The dorms, which used to be the field house, were sort of ugly and stinky. The area was not originally designed as housing: the toilet and shower facilities were stretched to the limit. There was gun coverage, which was unusual at DVI, and it came in very handy on more than one occasion.

I have not seen the plans of these new dorms, and I have no idea if they include the potential for gun coverage inside or not. I can assure you that having a set of eyes up high is very handy, and having the ability to reach out and touch someone is very comforting to the staff on the ground.

It is also necessary to point out that the realignment program has dumped virtually all of the level I and many of the level II prisoners into county custody. These were traditional dorm inmates.

The department will be placing many level III and even former so-called soft level IV prisoners in the dorms, just because there isn’t anybody else to put in them. I fully expect there to be serious management problems with these facilities.

I realize that there are efficiencies in scale. Nevertheless, I believe these dorms will be a horrendous management problem at their stated capacity.

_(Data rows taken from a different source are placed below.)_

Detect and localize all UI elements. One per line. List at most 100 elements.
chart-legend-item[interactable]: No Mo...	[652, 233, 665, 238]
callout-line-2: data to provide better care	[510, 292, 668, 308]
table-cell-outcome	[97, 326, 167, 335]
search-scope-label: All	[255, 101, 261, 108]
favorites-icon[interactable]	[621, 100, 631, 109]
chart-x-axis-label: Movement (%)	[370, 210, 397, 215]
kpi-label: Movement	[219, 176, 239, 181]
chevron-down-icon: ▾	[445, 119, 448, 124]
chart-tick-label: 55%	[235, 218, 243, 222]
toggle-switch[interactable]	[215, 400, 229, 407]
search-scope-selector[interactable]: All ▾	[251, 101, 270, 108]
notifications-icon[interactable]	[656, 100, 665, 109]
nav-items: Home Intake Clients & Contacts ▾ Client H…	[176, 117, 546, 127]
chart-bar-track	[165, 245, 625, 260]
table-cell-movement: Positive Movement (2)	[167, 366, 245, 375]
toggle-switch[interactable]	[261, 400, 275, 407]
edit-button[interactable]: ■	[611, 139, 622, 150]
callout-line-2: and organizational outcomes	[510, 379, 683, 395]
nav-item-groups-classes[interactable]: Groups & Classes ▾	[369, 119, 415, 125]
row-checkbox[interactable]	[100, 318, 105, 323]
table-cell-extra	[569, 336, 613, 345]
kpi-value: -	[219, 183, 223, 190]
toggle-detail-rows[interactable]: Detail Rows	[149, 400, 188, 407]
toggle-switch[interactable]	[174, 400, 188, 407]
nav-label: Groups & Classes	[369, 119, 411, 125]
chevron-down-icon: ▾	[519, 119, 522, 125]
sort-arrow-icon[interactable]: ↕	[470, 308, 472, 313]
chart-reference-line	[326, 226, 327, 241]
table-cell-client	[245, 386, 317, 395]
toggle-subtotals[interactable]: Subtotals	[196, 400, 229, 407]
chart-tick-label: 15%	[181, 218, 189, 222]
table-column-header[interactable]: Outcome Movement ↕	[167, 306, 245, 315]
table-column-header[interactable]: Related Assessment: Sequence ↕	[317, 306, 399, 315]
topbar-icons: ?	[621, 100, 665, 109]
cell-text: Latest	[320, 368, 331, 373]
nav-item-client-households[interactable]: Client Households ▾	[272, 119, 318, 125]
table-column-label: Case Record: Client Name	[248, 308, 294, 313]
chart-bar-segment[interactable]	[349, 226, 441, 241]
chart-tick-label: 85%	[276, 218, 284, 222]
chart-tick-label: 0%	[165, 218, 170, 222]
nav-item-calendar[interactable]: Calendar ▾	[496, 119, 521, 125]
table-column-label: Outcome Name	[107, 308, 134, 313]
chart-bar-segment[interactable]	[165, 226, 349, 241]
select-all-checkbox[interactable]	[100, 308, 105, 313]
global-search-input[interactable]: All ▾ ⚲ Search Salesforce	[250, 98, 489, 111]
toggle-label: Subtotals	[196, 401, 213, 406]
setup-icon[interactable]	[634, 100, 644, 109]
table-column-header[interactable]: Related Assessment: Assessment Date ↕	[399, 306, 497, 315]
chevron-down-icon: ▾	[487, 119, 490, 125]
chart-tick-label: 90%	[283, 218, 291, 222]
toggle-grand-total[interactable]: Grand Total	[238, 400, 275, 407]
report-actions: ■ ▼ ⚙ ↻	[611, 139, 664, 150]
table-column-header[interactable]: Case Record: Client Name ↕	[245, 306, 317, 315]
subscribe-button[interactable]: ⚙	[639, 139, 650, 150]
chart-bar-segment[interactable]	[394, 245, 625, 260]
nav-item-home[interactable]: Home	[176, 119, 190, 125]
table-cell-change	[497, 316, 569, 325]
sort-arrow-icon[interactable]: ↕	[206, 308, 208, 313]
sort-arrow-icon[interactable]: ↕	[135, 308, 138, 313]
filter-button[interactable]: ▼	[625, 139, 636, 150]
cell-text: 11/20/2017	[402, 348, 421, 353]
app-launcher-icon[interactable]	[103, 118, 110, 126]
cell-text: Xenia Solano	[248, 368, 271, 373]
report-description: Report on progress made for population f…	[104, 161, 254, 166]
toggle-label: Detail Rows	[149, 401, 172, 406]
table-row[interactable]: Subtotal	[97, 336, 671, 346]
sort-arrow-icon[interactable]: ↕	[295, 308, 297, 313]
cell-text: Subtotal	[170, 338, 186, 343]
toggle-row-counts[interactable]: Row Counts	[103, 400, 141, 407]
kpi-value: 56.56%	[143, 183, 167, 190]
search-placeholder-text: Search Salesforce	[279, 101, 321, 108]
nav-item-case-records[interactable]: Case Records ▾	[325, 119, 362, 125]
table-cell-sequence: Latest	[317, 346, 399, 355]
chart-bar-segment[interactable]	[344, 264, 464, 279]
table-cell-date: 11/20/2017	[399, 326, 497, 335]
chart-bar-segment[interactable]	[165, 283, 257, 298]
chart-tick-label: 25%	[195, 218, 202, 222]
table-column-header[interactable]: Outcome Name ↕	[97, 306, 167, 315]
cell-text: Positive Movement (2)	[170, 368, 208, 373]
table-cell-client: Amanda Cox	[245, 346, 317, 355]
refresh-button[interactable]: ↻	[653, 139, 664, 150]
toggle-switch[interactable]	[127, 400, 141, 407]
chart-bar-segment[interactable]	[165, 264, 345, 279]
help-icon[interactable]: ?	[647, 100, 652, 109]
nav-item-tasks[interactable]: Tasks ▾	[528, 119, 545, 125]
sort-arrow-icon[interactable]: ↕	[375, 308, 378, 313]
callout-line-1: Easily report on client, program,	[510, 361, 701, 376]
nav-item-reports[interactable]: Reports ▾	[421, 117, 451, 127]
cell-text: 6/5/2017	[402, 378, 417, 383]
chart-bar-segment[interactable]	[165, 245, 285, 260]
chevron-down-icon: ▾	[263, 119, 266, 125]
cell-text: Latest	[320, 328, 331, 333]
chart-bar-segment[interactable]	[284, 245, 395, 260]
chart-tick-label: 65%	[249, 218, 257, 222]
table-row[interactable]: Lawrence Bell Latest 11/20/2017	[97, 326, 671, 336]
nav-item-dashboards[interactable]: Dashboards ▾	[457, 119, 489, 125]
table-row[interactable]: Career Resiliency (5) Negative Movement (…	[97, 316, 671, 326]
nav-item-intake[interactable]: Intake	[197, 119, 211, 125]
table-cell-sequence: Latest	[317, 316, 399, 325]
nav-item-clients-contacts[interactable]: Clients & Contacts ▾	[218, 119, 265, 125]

If, as many believe will happen, they are increased by a factor of 50 percent or even 100 percent, they will become virtually impossible to even count let along administer.

The California Department of Corrections (and rehabilitation) is run by a lawyer. All members of his inner circle are lawyers. They have collectively zero line experience, and are dismissive of the opinions of anybody but lawyers.

I fully expect this plan, if enacted as presented thus far, will be an unmitigated disaster, due simply to it being a very bad idea.

Bob Walsh worked for 24 years with the California Department of Corrections at Deuel Vocational Institution located near Tracy, California. He retired in early 2005. Since then he has been taking classes, exercising his obsolete camera equipment, rusticating and writing for the PacoVilla web site which focuses on issues within what is now called the California Department of Corrections and Rehabilitation (CDCr) and within the union representing CDCr employees, the California Correctional Peace Officer’s Association (CCPOA).